Gazette de Liége

C’était en octobre 2012, la Société régionale du transport (SRWT) et le Tec Liège-Verviers présentaient officiellement le premier bus hybride de la flotte liégeoise qui était testé anonymement sur la ligne 48 depuis plusieurs mois. Cet Hybribus est doté d’un moteur hybride combiné (diesel et électrique rechargeable) unique au monde, mis au point par la spin-off liégeoise Green Propulsion. Lors de cette présentation, l’administrateur de la SRWT, Jean-Marc Vandenbroucke, déclarait que l’Hybribus répondait "parfaitement aux exigences fixées". Et l’on ajoutait que le Tec Liège, qui devait renouveler en 2013 une partie de sa flotte, envisageait "sérieusement l’achat de bus hybrides".

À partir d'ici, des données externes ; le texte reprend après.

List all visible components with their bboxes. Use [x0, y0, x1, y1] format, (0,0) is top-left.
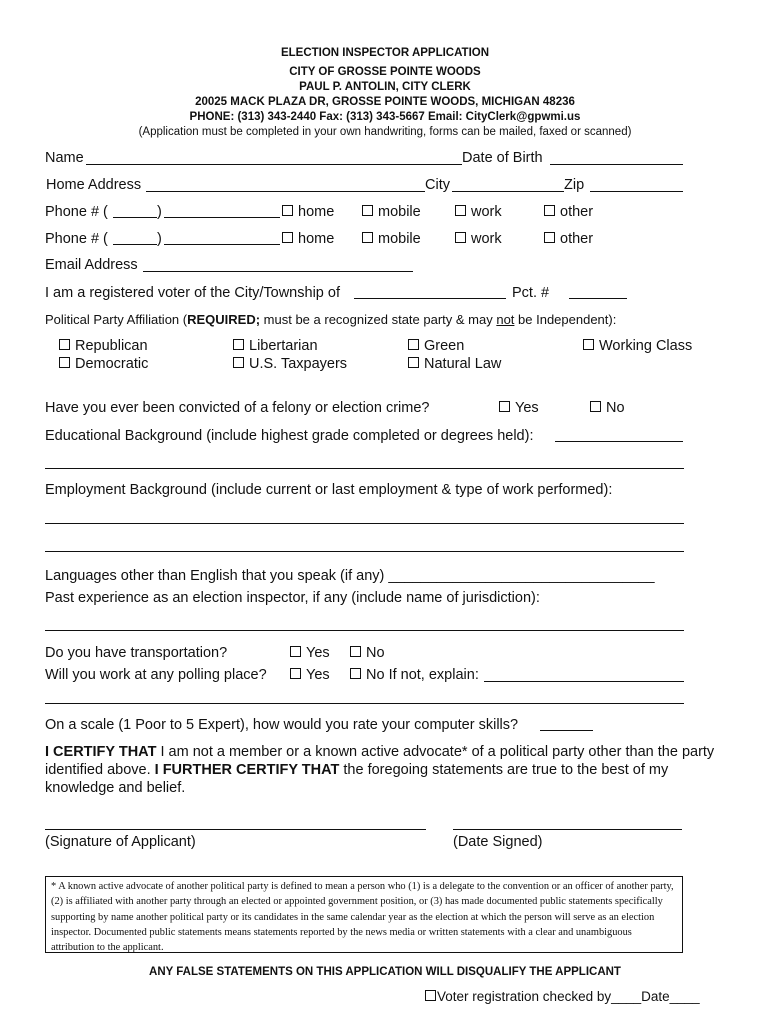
phone2-other-option[interactable]: other	[544, 230, 593, 248]
phone1-label: Phone # (	[45, 204, 108, 220]
date-signed-field[interactable]	[453, 829, 682, 830]
us-taxpayers-checkbox[interactable]	[233, 357, 244, 368]
signature-field[interactable]	[45, 829, 426, 830]
transport-yes-checkbox[interactable]	[290, 646, 301, 657]
working-class-checkbox[interactable]	[583, 339, 594, 350]
employment-field-2[interactable]	[45, 551, 684, 552]
party-democratic[interactable]: Democratic	[59, 355, 148, 373]
phone1-area-field[interactable]	[113, 217, 157, 218]
employment-field-1[interactable]	[45, 523, 684, 524]
phone1-other-checkbox[interactable]	[544, 205, 555, 216]
education-field[interactable]	[555, 441, 683, 442]
pct-field[interactable]	[569, 298, 627, 299]
home-address-field[interactable]	[146, 191, 425, 192]
phone1-home-checkbox[interactable]	[282, 205, 293, 216]
transport-no-checkbox[interactable]	[350, 646, 361, 657]
phone1-work-checkbox[interactable]	[455, 205, 466, 216]
zip-label: Zip	[564, 177, 585, 193]
zip-field[interactable]	[590, 191, 683, 192]
header-note: (Application must be completed in your own handwriting, forms can be mailed, faxed or scanned)	[138, 126, 632, 138]
date-signed-label: (Date Signed)	[453, 834, 543, 850]
phone2-mobile-option[interactable]: mobile	[362, 230, 421, 248]
natural-law-checkbox[interactable]	[408, 357, 419, 368]
phone2-area-field[interactable]	[113, 244, 157, 245]
phone2-paren: )	[157, 231, 162, 247]
name-field[interactable]	[86, 164, 462, 165]
felony-yes-option[interactable]: Yes	[499, 399, 539, 417]
header-city: CITY OF GROSSE POINTE WOODS	[289, 66, 481, 78]
party-label: Political Party Affiliation (REQUIRED; must be a recognized state party & may not be Independent):	[45, 312, 617, 327]
education-label: Educational Background (include highest grade completed or degrees held):	[45, 428, 534, 444]
phone1-home-option[interactable]: home	[282, 203, 334, 221]
felony-no-option[interactable]: No	[590, 399, 625, 417]
dob-field[interactable]	[550, 164, 683, 165]
voter-registration-checkbox[interactable]	[425, 990, 436, 1001]
phone2-label: Phone # (	[45, 231, 108, 247]
party-natural-law[interactable]: Natural Law	[408, 355, 501, 373]
polling-explain-field-2[interactable]	[45, 703, 684, 704]
democratic-checkbox[interactable]	[59, 357, 70, 368]
phone2-work-checkbox[interactable]	[455, 232, 466, 243]
phone2-number-field[interactable]	[164, 244, 280, 245]
party-working-class[interactable]: Working Class	[583, 337, 692, 355]
transport-no-option[interactable]: No	[350, 644, 385, 662]
party-green[interactable]: Green	[408, 337, 464, 355]
computer-skill-field[interactable]	[540, 730, 593, 731]
header-contact: PHONE: (313) 343-2440 Fax: (313) 343-5667 Email: CityClerk@gpwmi.us	[189, 111, 581, 123]
employment-label: Employment Background (include current or last employment & type of work performed):	[45, 482, 613, 498]
email-label: Email Address	[45, 257, 138, 273]
signature-label: (Signature of Applicant)	[45, 834, 196, 850]
advocate-footnote: * A known active advocate of another political party is defined to mean a person who (1) is a delegate to the convention or an officer of another party, (2) is affiliated with another party through an elected or appointed government position, or (3) has made documented public statements specifically supporting by name another political party or its candidates in the same calendar year as the election at which the person will serve as an election inspector. Documented public statements means statements reported by the news media or written statements with a clear and unambiguous attribution to the applicant.	[45, 876, 683, 953]
phone1-mobile-checkbox[interactable]	[362, 205, 373, 216]
false-statement-warning: ANY FALSE STATEMENTS ON THIS APPLICATION WILL DISQUALIFY THE APPLICANT	[149, 966, 621, 978]
experience-field[interactable]	[45, 630, 684, 631]
pct-label: Pct. #	[512, 285, 550, 301]
green-checkbox[interactable]	[408, 339, 419, 350]
republican-checkbox[interactable]	[59, 339, 70, 350]
phone1-paren: )	[157, 204, 162, 220]
party-republican[interactable]: Republican	[59, 337, 148, 355]
header-address: 20025 MACK PLAZA DR, GROSSE POINTE WOODS, MICHIGAN 48236	[195, 96, 575, 108]
languages-label[interactable]: Languages other than English that you speak (if any) _________________________________	[45, 568, 655, 584]
email-field[interactable]	[143, 271, 413, 272]
city-field[interactable]	[452, 191, 564, 192]
phone1-other-option[interactable]: other	[544, 203, 593, 221]
transport-question: Do you have transportation?	[45, 645, 228, 661]
polling-yes-checkbox[interactable]	[290, 668, 301, 679]
felony-question: Have you ever been convicted of a felony or election crime?	[45, 400, 430, 416]
felony-yes-checkbox[interactable]	[499, 401, 510, 412]
voter-city-field[interactable]	[354, 298, 506, 299]
phone1-work-option[interactable]: work	[455, 203, 502, 221]
party-libertarian[interactable]: Libertarian	[233, 337, 318, 355]
city-label: City	[425, 177, 450, 193]
experience-label: Past experience as an election inspector, if any (include name of jurisdiction):	[45, 590, 540, 606]
polling-explain-field[interactable]	[484, 681, 684, 682]
phone2-mobile-checkbox[interactable]	[362, 232, 373, 243]
felony-no-checkbox[interactable]	[590, 401, 601, 412]
transport-yes-option[interactable]: Yes	[290, 644, 330, 662]
phone2-home-option[interactable]: home	[282, 230, 334, 248]
phone1-number-field[interactable]	[164, 217, 280, 218]
header-clerk: PAUL P. ANTOLIN, CITY CLERK	[299, 81, 471, 93]
polling-question: Will you work at any polling place?	[45, 667, 267, 683]
home-address-label: Home Address	[46, 177, 142, 193]
party-us-taxpayers[interactable]: U.S. Taxpayers	[233, 355, 347, 373]
education-field-2[interactable]	[45, 468, 684, 469]
phone2-home-checkbox[interactable]	[282, 232, 293, 243]
polling-no-checkbox[interactable]	[350, 668, 361, 679]
phone1-mobile-option[interactable]: mobile	[362, 203, 421, 221]
computer-question: On a scale (1 Poor to 5 Expert), how would you rate your computer skills?	[45, 717, 519, 733]
voter-label: I am a registered voter of the City/Township of	[45, 285, 340, 301]
form-title: ELECTION INSPECTOR APPLICATION	[280, 47, 490, 59]
polling-no-option[interactable]: No If not, explain:	[350, 666, 479, 684]
name-label: Name	[45, 150, 84, 166]
certify-statement: I CERTIFY THAT I am not a member or a known active advocate* of a political party other than the party identified above. I FURTHER CERTIFY THAT the foregoing statements are true to the best of my knowledge and belief.	[45, 744, 715, 796]
phone2-other-checkbox[interactable]	[544, 232, 555, 243]
phone2-work-option[interactable]: work	[455, 230, 502, 248]
libertarian-checkbox[interactable]	[233, 339, 244, 350]
voter-registration-check[interactable]: Voter registration checked by____Date____	[425, 988, 700, 1006]
dob-label: Date of Birth	[462, 150, 543, 166]
polling-yes-option[interactable]: Yes	[290, 666, 330, 684]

Un an et demi plus tard et dans la perspective d’une volonté de la Ville de Liège d’encourager des projets axés sur de la mobilité électrique (on pense notamment au séminaire des étudiants de HEC, évoqué à plusieurs reprises dans la "Gazette"), verra-t-on prochainement d’autres bus hybrides rouler en Cité ardente ? Eh bien, il semble que ce ne soit pas pour demain, comme l’explique Stéphane Thiery, le directeur du marketing de la mobilité durable de la SRWT. "La phase de test de l’Hybribus n’est pas finie. Cela prend un certain temps de s’assurer de sa fiabilité totale au niveau des pannes, du comportement des batteries, de sa consommation, de la pollution générée ou du confort de conduite. Et ensuite, il faudra encore obtenir l’autorisation du SPF Mobilité pour sa mise en circulation officielle", annonce-t-il. "Il n’est pas à l’ordre du jour de passer à court terme des commandes en masse pour des bus hybrides, à cause du coût encore trop élevé (300000 euros contre 200000 pour un bus diesel standard, ndlr) et du fait qu’il faudrait trouver un partenaire industriel pour la production des véhicules."

Namur pourrait être servi avant Liège

La SRWT se dit toutefois "ouverte" à la technologie hybride. "Nous devons passer des commandes pour de nouveaux véhicules sur le réseau wallon et nous étudions, sur demande de la Ville de Namur qui souhaite une réduction des émissions de polluants par les véhicules, la possibilité d’acheter treize bus hybrides qui circuleraient dans l’hypercentre dès 2016. Nous n’avons pas reçu ce type de demandes de la part de villes ou communes liégeoises", indique Stéphane Thiery. Le directeur du marketing précise encore que l’Hybribus, propriété de la SRWT, pourrait même être prêté à une autre ville au terme de sa phase de test. Il n’y aurait alors plus aucun bus à motorisation plus propre dans les rues de Liège.

Du côté de Green Propulsion, on ne se décourage pas. "Nous sommes actuellement occupés à étudier comment améliorer les paramètres de poids, de consommation, de fiabilité et de coût de l’Hybribus. Il restera tout de même plus cher qu’un bus standard", signale Yves Toussaint, le directeur exécutif de Green Propulsion. La société liégeoise a de l’ambition. "Pour l’instant, il n’y a qu’un prototype d’Hybribus et nous sommes incapables de répondre à d’autres demandes mais on y travaille. Nous comptons produire ces motorisations hybrides en série à Liège. Nous sommes en discussions avec deux constructeurs de bus et notre objectif est de nous ouvrir aux marchés étrangers", révèle le directeur.